The brain constantly engages in dialogue with the body's immune system. Such communication appears aimed at ensuring a delicate balance between defending against injury and infection and guarding healthy tissue.
Now, scientists at Washington University School of Medicine in St. Louis have revealed how the two strike a healthy balance. The study, in mice, found that fragments of immune-stimulating proteins -- dubbed guardian peptides -- are produced by the brain and spinal cord of the central nervous system to maintain the brain's immune balance and permit a healthy interchange of information with the immune system.
The study, published Oct. 30 in the journal Nature, has the potential to improve treatments for diseases, such as multiple sclerosis (MS) and Alzheimer's disease, among others.
"We have found guardian brain peptides that actively engage with the immune system to keep it in check, possibly preventing destructive immune responses," said Jonathan Kipnis, PhD, the Alan A. and Edith L. Wolff Distinguished Professor of Pathology & Immunology and a BJC Investigator at WashU Medicine. "We think such peptides help the immune system to maintain a state of 'immune privilege.' We are intrigued by the possibility of developing such proteins from healthy brains into a therapy to suppress inappropriate immune responses and develop better disease-modifying therapies for neuroinflammatory diseases."

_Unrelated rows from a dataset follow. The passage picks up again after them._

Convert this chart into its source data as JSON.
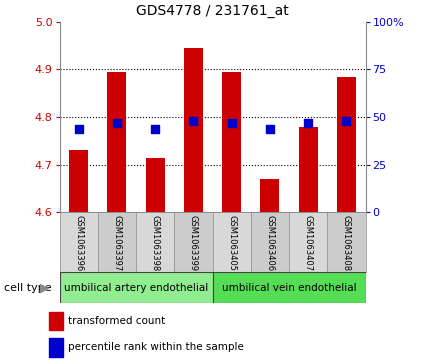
{
  "title": "GDS4778 / 231761_at",
  "samples": [
    "GSM1063396",
    "GSM1063397",
    "GSM1063398",
    "GSM1063399",
    "GSM1063405",
    "GSM1063406",
    "GSM1063407",
    "GSM1063408"
  ],
  "transformed_count": [
    4.73,
    4.895,
    4.715,
    4.945,
    4.895,
    4.67,
    4.78,
    4.885
  ],
  "percentile_rank": [
    44,
    47,
    44,
    48,
    47,
    44,
    47,
    48
  ],
  "ylim": [
    4.6,
    5.0
  ],
  "yticks": [
    4.6,
    4.7,
    4.8,
    4.9,
    5.0
  ],
  "y2lim": [
    0,
    100
  ],
  "y2ticks": [
    0,
    25,
    50,
    75,
    100
  ],
  "y2ticklabels": [
    "0",
    "25",
    "50",
    "75",
    "100%"
  ],
  "bar_color": "#cc0000",
  "dot_color": "#0000cc",
  "bg_color": "#ffffff",
  "cell_type_groups": [
    {
      "label": "umbilical artery endothelial",
      "color": "#90ee90"
    },
    {
      "label": "umbilical vein endothelial",
      "color": "#55dd55"
    }
  ],
  "cell_type_label": "cell type",
  "legend_items": [
    {
      "color": "#cc0000",
      "label": "transformed count"
    },
    {
      "color": "#0000cc",
      "label": "percentile rank within the sample"
    }
  ],
  "ylabel_color": "#cc0000",
  "y2label_color": "#0000cc",
  "bar_width": 0.5,
  "dot_size": 30,
  "base_value": 4.6
}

Immune surveillance involves a subset of T cells that can initiate an immune response when alerted to a threat. That alert comes in the form of a tiny protein fragment -- a sample of the potential threat -- displayed on the surface of another group of presenting immune cells. If T cells deem the protein fragment threatening, they mount an attack.
The researchers found that guardian peptides were presented by immune cells at the interface of the brain's borders, where they attracted and activated a subset of immune T cells whose function is regulatory, such that these cells dampen abnormal immune reactions.
Min Woo Kim, a graduate student in WashU Medicine's Medical Scientist Training Program and a researcher in the Kipnis lab, examined presenting immune cells from the brain and its associated immune tissues in healthy mice. He found an abundance of brain proteins presented by such cells, with the dominant protein being a component of myelin sheath, the protective cover on neurons that becomes damaged in MS.
The researchers found that in mice with MS, such proteins were drastically depleted. By adding the missing brain-derived peptides through injection of vesicles -- membrane-bound compartments -- into the cerebrospinal fluid of mice with MS, the scientists found that the therapy activated and expanded a subset of suppressor T cells. Motor function improved, and disease progression slowed in the treated mice compared with mice that received control vesicles.
"We have identified a novel process in the brain where the organ actively engages with the immune system to present a healthy image of itself," Kim said. "That image looks different in mice with multiple sclerosis. We think that other neuroinflammatory and even neurodegenerative diseases may have unique protein signatures presented to the immune system, opening the exciting possibility of using such signatures as a diagnostic tool for early diagnosis."
WashU Medicine collaborators on the study include Cheryl Lichti, PhD, an associate professor of pathology & immunology; Clair Crewe, PhD, an assistant professor of cell biology & physiology; Maxim N. Artyomov, PhD, the Alumni Endowed Professor of Pathology & Immunology; and the late Emil R. Unanue, PhD, who died before seeing the study's completion. Unanue, a 1995 Albert Lasker Basic Medical Research Award winner, was a pioneer in describing the interactions between T cells and presenting cells that make it possible for the former to recognize and respond to foreign invaders.